Bleeding gums is not a signal to stop flossing—on the contrary, it’s a signal that you have gum disease and need to floss more. Unless you’re cutting into your gums with the floss, tenderness and bleeding are the result of bacteria having taken up residence between your teeth. And you get it out by flossing.
So even if you’re having visions of Marathon Man as that silky strand turns red, bear with it because you can actually cure a minor case of gum disease, or gingivitis, by flossing. Bleeding should subside after a few days of flossing. If it doesn’t, see your dentist.
Good oral health is a component of good overall health.

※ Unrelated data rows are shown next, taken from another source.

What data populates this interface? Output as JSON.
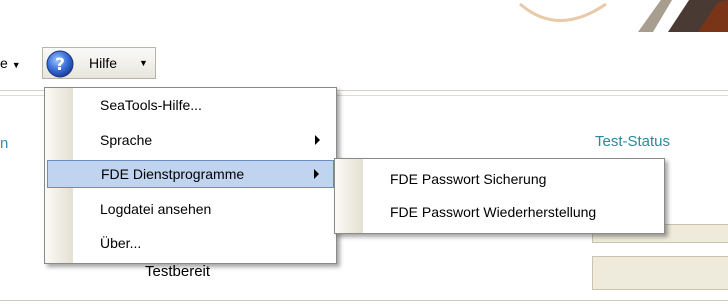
{
  "menubar": {
    "prev_label": "e",
    "help_label": "Hilfe"
  },
  "panel": {
    "left_label": "n",
    "right_label": "Test-Status",
    "status_text": "Testbereit"
  },
  "help_menu": {
    "items": [
      {
        "label": "SeaTools-Hilfe...",
        "has_submenu": false
      },
      {
        "label": "Sprache",
        "has_submenu": true
      },
      {
        "label": "FDE Dienstprogramme",
        "has_submenu": true,
        "highlighted": true
      },
      {
        "label": "Logdatei ansehen",
        "has_submenu": false
      },
      {
        "label": "Über...",
        "has_submenu": false
      }
    ]
  },
  "fde_submenu": {
    "items": [
      {
        "label": "FDE Passwort Sicherung"
      },
      {
        "label": "FDE Passwort Wiederherstellung"
      }
    ]
  },
  "colors": {
    "highlight": "#c0d4f0",
    "highlight_border": "#6a8cc8",
    "label_teal": "#2a8a9a",
    "status_box": "#eeebdc"
  },
  "icons": {
    "help": "question-mark-icon",
    "submenu": "submenu-arrow-icon",
    "dropdown": "caret-down-icon"
  }
}
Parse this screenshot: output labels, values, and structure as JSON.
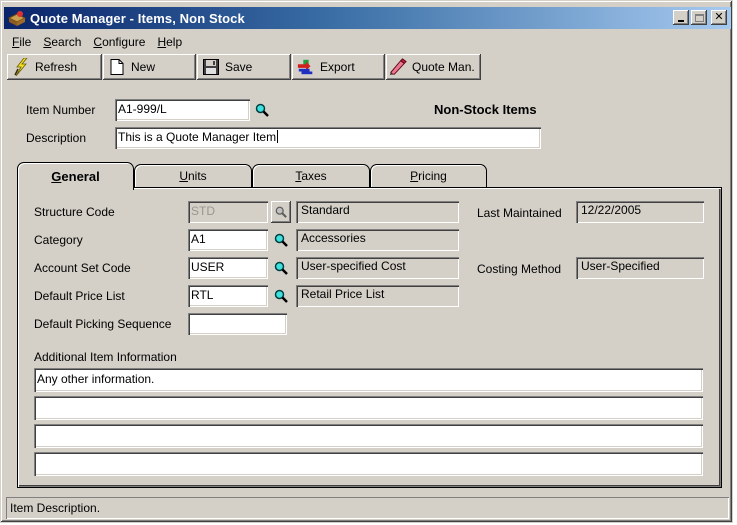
{
  "window": {
    "title": "Quote Manager - Items, Non Stock",
    "controls": {
      "minimize": "_",
      "maximize": "□",
      "close": "✕"
    }
  },
  "menu": [
    {
      "label": "File",
      "accel": "F",
      "rest": "ile"
    },
    {
      "label": "Search",
      "accel": "S",
      "rest": "earch"
    },
    {
      "label": "Configure",
      "accel": "C",
      "rest": "onfigure"
    },
    {
      "label": "Help",
      "accel": "H",
      "rest": "elp"
    }
  ],
  "toolbar": {
    "refresh": {
      "label": "Refresh",
      "icon": "lightning-icon"
    },
    "new": {
      "label": "New",
      "icon": "new-document-icon"
    },
    "save": {
      "label": "Save",
      "icon": "floppy-disk-icon"
    },
    "export": {
      "label": "Export",
      "icon": "export-icon"
    },
    "quote": {
      "label": "Quote Man.",
      "icon": "pencil-icon"
    }
  },
  "header": {
    "item_number_label": "Item Number",
    "item_number_value": "A1-999/L",
    "description_label": "Description",
    "description_value": "This is a Quote Manager Item",
    "heading": "Non-Stock Items"
  },
  "tabs": [
    {
      "label": "General",
      "accel": "G",
      "rest": "eneral",
      "active": true
    },
    {
      "label": "Units",
      "accel": "U",
      "rest": "nits",
      "active": false
    },
    {
      "label": "Taxes",
      "accel": "T",
      "rest": "axes",
      "active": false
    },
    {
      "label": "Pricing",
      "accel": "P",
      "rest": "ricing",
      "active": false
    }
  ],
  "general": {
    "structure_code": {
      "label": "Structure Code",
      "value": "STD",
      "desc": "Standard"
    },
    "category": {
      "label": "Category",
      "value": "A1",
      "desc": "Accessories"
    },
    "account_set": {
      "label": "Account Set Code",
      "value": "USER",
      "desc": "User-specified Cost"
    },
    "price_list": {
      "label": "Default Price List",
      "value": "RTL",
      "desc": "Retail Price List"
    },
    "picking_sequence": {
      "label": "Default Picking Sequence",
      "value": ""
    },
    "last_maintained": {
      "label": "Last Maintained",
      "value": "12/22/2005"
    },
    "costing_method": {
      "label": "Costing Method",
      "value": "User-Specified"
    },
    "additional_info": {
      "label": "Additional Item Information",
      "lines": [
        "Any other information.",
        "",
        "",
        ""
      ]
    }
  },
  "status": {
    "text": "Item Description."
  },
  "colors": {
    "face": "#d4d0c8",
    "title_start": "#0a246a",
    "title_end": "#a6caf0",
    "finder": "#00a0a0"
  }
}
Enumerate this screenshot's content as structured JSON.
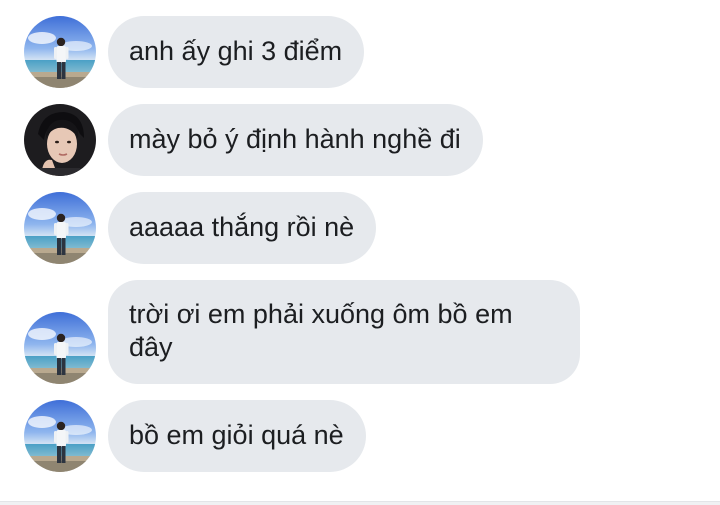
{
  "messages": [
    {
      "sender": "friend",
      "avatar": "beach-avatar",
      "text": "anh ấy ghi 3 điểm"
    },
    {
      "sender": "other",
      "avatar": "dark-avatar",
      "text": "mày bỏ ý định hành nghề đi"
    },
    {
      "sender": "friend",
      "avatar": "beach-avatar",
      "text": "aaaaa thắng rồi nè"
    },
    {
      "sender": "friend",
      "avatar": "beach-avatar",
      "text": "trời ơi em phải xuống ôm bồ em đây"
    },
    {
      "sender": "friend",
      "avatar": "beach-avatar",
      "text": "bồ em giỏi quá nè"
    }
  ],
  "colors": {
    "bubble": "#e6e9ed",
    "text": "#1c1e21",
    "background": "#ffffff"
  }
}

“Gum disease is really an infection in your mouth,” explains Dr. Harms. No infection is good for the body, especially in people whose capability to fight infection may be compromised by an illness such as diabetes or an immune disease. Some research has associated chronic gum disease with conditions including stroke, heart disease, and low birth weight in newborns (when the mother had gingivitis). While the theories suggest a systemic reaction to oral bacteria, Dr. Harms emphasizes that “no causal link has been established. We’re not saying that gum disease is a risk factor in any of these conditions yet.”
Any floss is better than no floss.
“The best floss is the one you’re going to use,” says Dr. Harms, who would like to see flossing become as routine as brushing. Adding to the passel of oral hygiene products already available, there is now a shelf in most every pharmacy dedicated to flossing products. Find the floss you like, whether it’s minty, flat, thick or covered in fluoride. Floss holders and disposable floss sticks have become popular, especially since they allow you to reach your molars without stuffing both hands in your mouth and stretching your lips like Silly Putty. According to Dr. Harms, “As long as you’re getting in there and removing that plaque, you can prevent gum disease and preserve your teeth for a lifetime.”
”Flossing” has been reviewed for accuracy by Dr. Kimberly Harms, D.D.S., consumer adviser for the American Dental Association.